Last month, back home again for Christmas but now in my late 30s, I was clearing a load of old stuff out from that same bedroom when I came across it again. I almost threw it away with another hundred or so books that I no longer have any use for, but thought I'd give the first chapter a read and make my mind up based on that.
I ended up really enjoying it, from start to finish, and looked forward to reading a section each night in bed. I do find Richard Herring funny but it made me laugh a lot more than I was expecting, as humour in books often falls a bit flat with me for some reason. I'm also really glad it sat on that shelf for 14 years because reading it at 38 years old, a similar age to Rich at the beginning of the book, and recently having tried to make a few changes to my own habits, I related to it a lot more.

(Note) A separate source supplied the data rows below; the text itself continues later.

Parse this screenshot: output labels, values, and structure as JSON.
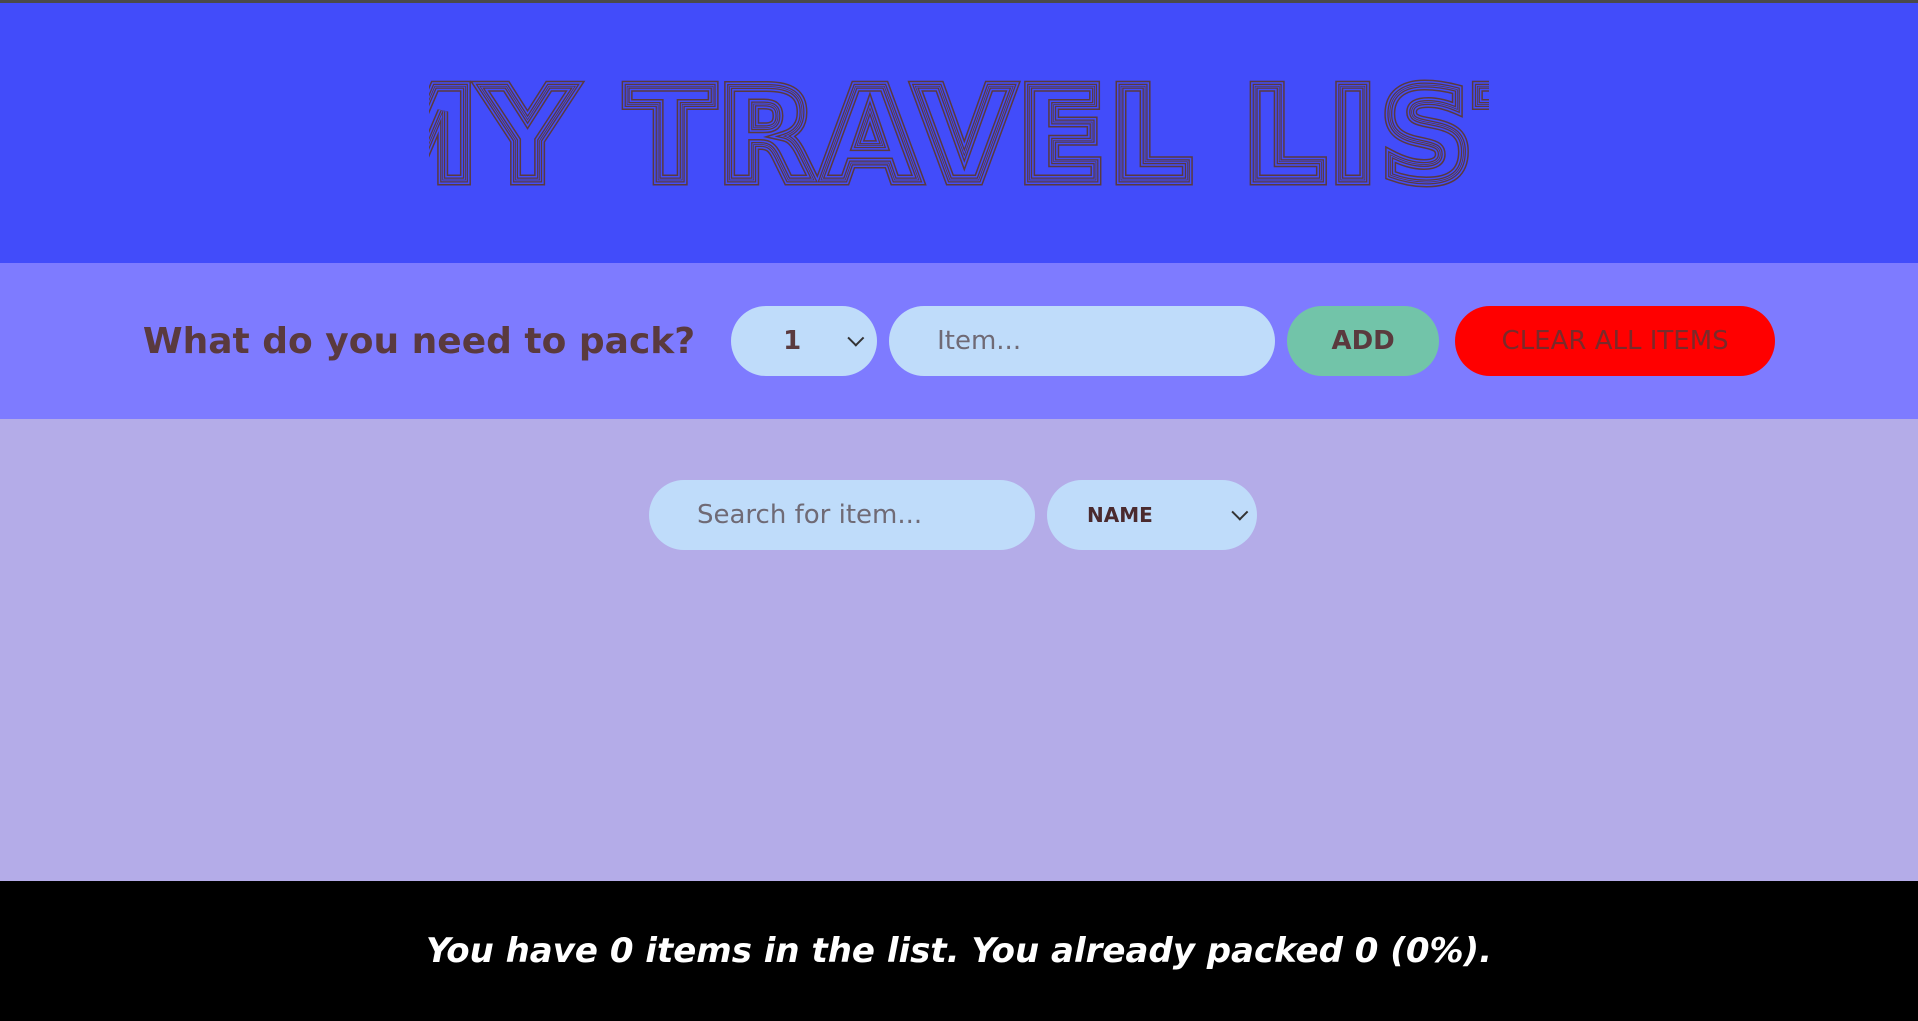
{
  "header": {
    "title": "MY TRAVEL LIST"
  },
  "form": {
    "prompt": "What do you need to pack?",
    "quantity_selected": "1",
    "item_placeholder": "Item...",
    "add_label": "ADD",
    "clear_label": "CLEAR ALL ITEMS"
  },
  "list": {
    "search_placeholder": "Search for item...",
    "sort_selected": "NAME"
  },
  "footer": {
    "stats": "You have 0 items in the list. You already packed 0 (0%)."
  },
  "colors": {
    "header_bg": "#424cfa",
    "form_bg": "#7e7bff",
    "list_bg": "#b4ace8",
    "footer_bg": "#000000",
    "input_bg": "#bfdcfa",
    "add_button": "#72c4a9",
    "clear_button": "#ff0000",
    "text_dark": "#5a3a3e"
  }
}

All in all, I found it not only funny but well-written, thoughtful and touching, and saw a lot of myself in Rich's flitting between playful tyke, loveable rogue and sad clown, and his various neuroses that go along with that. I enjoyed the more philosophical moments and thought there were some surprisingly beautiful metaphors thrown in here and there during the more romantic and sentimental parts. In short, I'm delighted that I finally gave it the time of day.
Some people will judge Rich harshly for a few morally questionable, sex-addled moments, as shown by a few of the comments, and I'm sure that these people are completely perfect and have never done anything morally questionable in their lives. I'm also sure that if, for the sake of argument, they HAD done something morally questionable, they wouldn't be as unflinchingly honest about it as Rich and try to learn from it the way he does. I really admire this kind of honesty, especially when he clearly knows full well that some people will judge him for it.
If you're an introspective person who often overanalyses their own behaviour and know they're not perfect, and you think the name Will Lee is funny, you'll probably really enjoy this. Maybe even if you're a bank manager. But especially if you're worried about hitting 40 like me.